Le parole decisive su Popolare di Vicenza e Veneto Banca arriveranno solo dopo la chiusura del dossier Mps, e per conoscere il destino dei due istituti occorrerà attendere la fine di giugno, a quanto risulta al Sole 24 Ore da fonti europee. Poco più di quattro settimane, di fatto, in cui il ministero dell’Economia dovrà trovare un punto di mediazione con le richieste di Vigilanza Bce e Commissione Ue, che nell’ambito della ricapitalizzazione precauzionale da 6,4 miliardi hanno chiesto dagli investitori privati 1,25 miliardi in più rispetto ai 3,7 precedentemente concordati.
ROMA
Il fattore tempo è una variabile decisiva nella vicenda delle due banche venete. A ribadirlo ieri nelle sue considerazioni finali è stato anche lo stesso Governatore di Banca d’Italia, Ignazio Visco, secondo cui oggi in Europa ci sono «processi decisionali poco compatibili con la rapidità degli interventi. Manca un’efficace azione di coordinamento». Una visione condivisa anchedal presidente dell’Abi, Antonio Patuelli, secondo cui il problema deve essere risolto «al più presto». « Credo che un intervento dell’autorità politica possa accelerare i tempi di ciò che si deve fare», ha aggiunto il presidente di Intesa Sanpaolo Gian Maria Gros Pietro
Il problema è che le incertezze generate dalle nuove richieste Ue starebbero impattando negativamente sulla fiducia della clientela, tanto da aver provocato negli ultimi giorni un nuovo deflusso dei depositi dalle due banche. «Bisogna fare in fretta, nei tempi più stretti possibili. Stiamo lavorando in modo serrato», ha detto ieri l'a.d. di Popolare Vicenza, Fabrizio Viola. Per oggi è prevista una nuova riunione straordinaria dei due board, che faranno il punto sullo stato dell'arte e sulle possibili soluzioni in campo.
Al momento, tuttavia, siamo solamente allo stato delle ipotesi. Le uniche certezze sono che Bruxelles chiede un maggiore sacrificio da parte dei privati e che il Governo vuole evitare a tutti i costi che le due banche possano finire in risoluzione. «Non c'è alternativa al salvataggio », ha detto ieri Matteo Renzi. Il «no» di Atlante a nuovi interventi sul capitale delle due venete era scontato, ma certifica che l'unica soluzione possibile passa dallo “sconto” sulle richieste aggiuntive delle Authority europee per rendere le richieste di capitale più gestibili per un’eventuale cordata di investitori. L'obiettivo è di dimezzare il fabbisogno dei privati a 500-600 milioni, anche sfruttando una diversa interpretazione della Brrd: nello specifico, il piano discusso fino ad oggi con Bruxelles non sembrerebbe considerare i benefici nell’immediato futuro derivanti dalla ristrutturazione e dalla cessione di crediti, ma solo i costi, che invece sono certi.

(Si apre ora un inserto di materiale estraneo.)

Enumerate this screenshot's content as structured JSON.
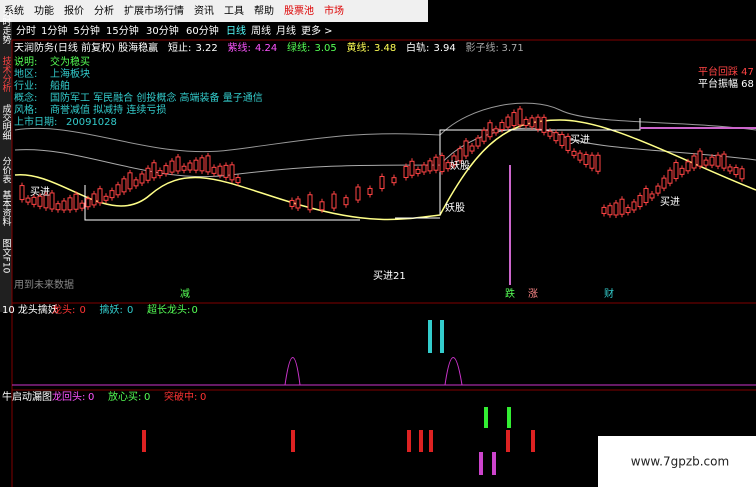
{
  "menu": [
    "系统",
    "功能",
    "报价",
    "分析",
    "扩展市场行情",
    "资讯",
    "工具",
    "帮助",
    "股票池",
    "市场"
  ],
  "side_tabs": [
    "分时走势",
    "技术分析",
    "成交明细",
    "分价表",
    "基本资料",
    "图文F10"
  ],
  "periods": [
    "分时",
    "1分钟",
    "5分钟",
    "15分钟",
    "30分钟",
    "60分钟",
    "日线",
    "周线",
    "月线",
    "更多 >"
  ],
  "main_panel": {
    "title": "天润防务(日线 前复权) 股海稳赢",
    "indicators": [
      {
        "label": "短止:",
        "value": 3.22,
        "color": "#ffffff"
      },
      {
        "label": "紫线:",
        "value": 4.24,
        "color": "#ff55ff"
      },
      {
        "label": "绿线:",
        "value": 3.05,
        "color": "#55ff55"
      },
      {
        "label": "黄线:",
        "value": 3.48,
        "color": "#ffff55"
      },
      {
        "label": "白轨:",
        "value": 3.94,
        "color": "#ffffff"
      },
      {
        "label": "影子线:",
        "value": 3.71,
        "color": "#aaaaaa"
      }
    ],
    "info": [
      {
        "label": "说明:",
        "text": "交为稳买"
      },
      {
        "label": "地区:",
        "text": "上海板块"
      },
      {
        "label": "行业:",
        "text": "船舶"
      },
      {
        "label": "概念:",
        "text": "国防军工 军民融合 创投概念 高端装备 量子通信"
      },
      {
        "label": "风格:",
        "text": "商誉减值 拟减持 连续亏损"
      },
      {
        "label": "上市日期:",
        "text": "20091028"
      }
    ],
    "annotations": [
      "平台回踩 47",
      "平台振幅 68",
      "买进",
      "妖股",
      "妖股",
      "买进",
      "买进",
      "买进21",
      "用到未来数据",
      "减",
      "跌",
      "涨",
      "财"
    ]
  },
  "sub_panel_1": {
    "title": "10 龙头擒妖",
    "legend": [
      {
        "label": "龙头:",
        "value": 0,
        "color": "#ff3333"
      },
      {
        "label": "擒妖:",
        "value": 0,
        "color": "#33cccc"
      },
      {
        "label": "超长龙头:",
        "value": 0,
        "color": "#55ff55"
      }
    ]
  },
  "sub_panel_2": {
    "title": "牛启动漏图",
    "legend": [
      {
        "label": "龙回头:",
        "value": 0,
        "color": "#ff55ff"
      },
      {
        "label": "放心买:",
        "value": 0,
        "color": "#55ff55"
      },
      {
        "label": "突破中:",
        "value": 0,
        "color": "#ff3333"
      }
    ]
  },
  "watermark": "www.7gpzb.com"
}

Una volta limato l’ammontare, vanno cercati comunque i finanziatori, e qualcuno guarda ai fondi di private equity. Pare tutt’altro che scontato che un investitore privato scelga di iniettare capitali in due banche in chiara difficoltà con la consapevolezza che parte dell'investimento del capitale (peraltro di minoranza) sia azzerato. Una possibile compensazione potrebbe allora passare per un “doppio” investimento dei fondi anche nei crediti deteriorati delle due banche – magari tramite un acquisto in blocco -, così che parte del valore perso nell’equity sia recuperato dalla rivalutazione degli Npl. Uno schema, quest'ultimo, su cui si basava il possibile intervento di Apollo in Carige, operazione ai tempi ben vista da Bce ma poi sfumata. Altra ipotesi potrebbe vedere anche un acquisto di maggioranza dei fondi, ma in questo caso non è chiaro se e come la ricapitalizzazione precauzionale prenderebbe forma. Nella girandola delle ipotesi valutate in ambienti finanziari c’è stata anche l’idea di separare il destino dei due istituti, portando avanti la ricapitalizzazione precauzionale per Pop. Vicenza e spingendo Veneto Banca fra le braccia di Mps. La partita di Rocca Salimbeni, però, dopo aver superato la fase critica si trova ora ultimo miglio, tanto che gli stessi vertici del Monte ora si dicono «molto ottimisti»: il via libera Ue, atteso ormai a stretto giro, farebbe partire il primo caso concreto di ricapitalizzazione precauzionale con fondi pubblici. Oltre ad aprire l’ombrello pubblico sul big delle banche in crisi rappresenterebbe un precedente importante anche per le altre operazioni. Sarebbe stato troppo rischioso, in un contesto del genere, riaprire il dossier per far entrare nel piano industriale un'ipotesi di incontro fra Siena e Montebelluna.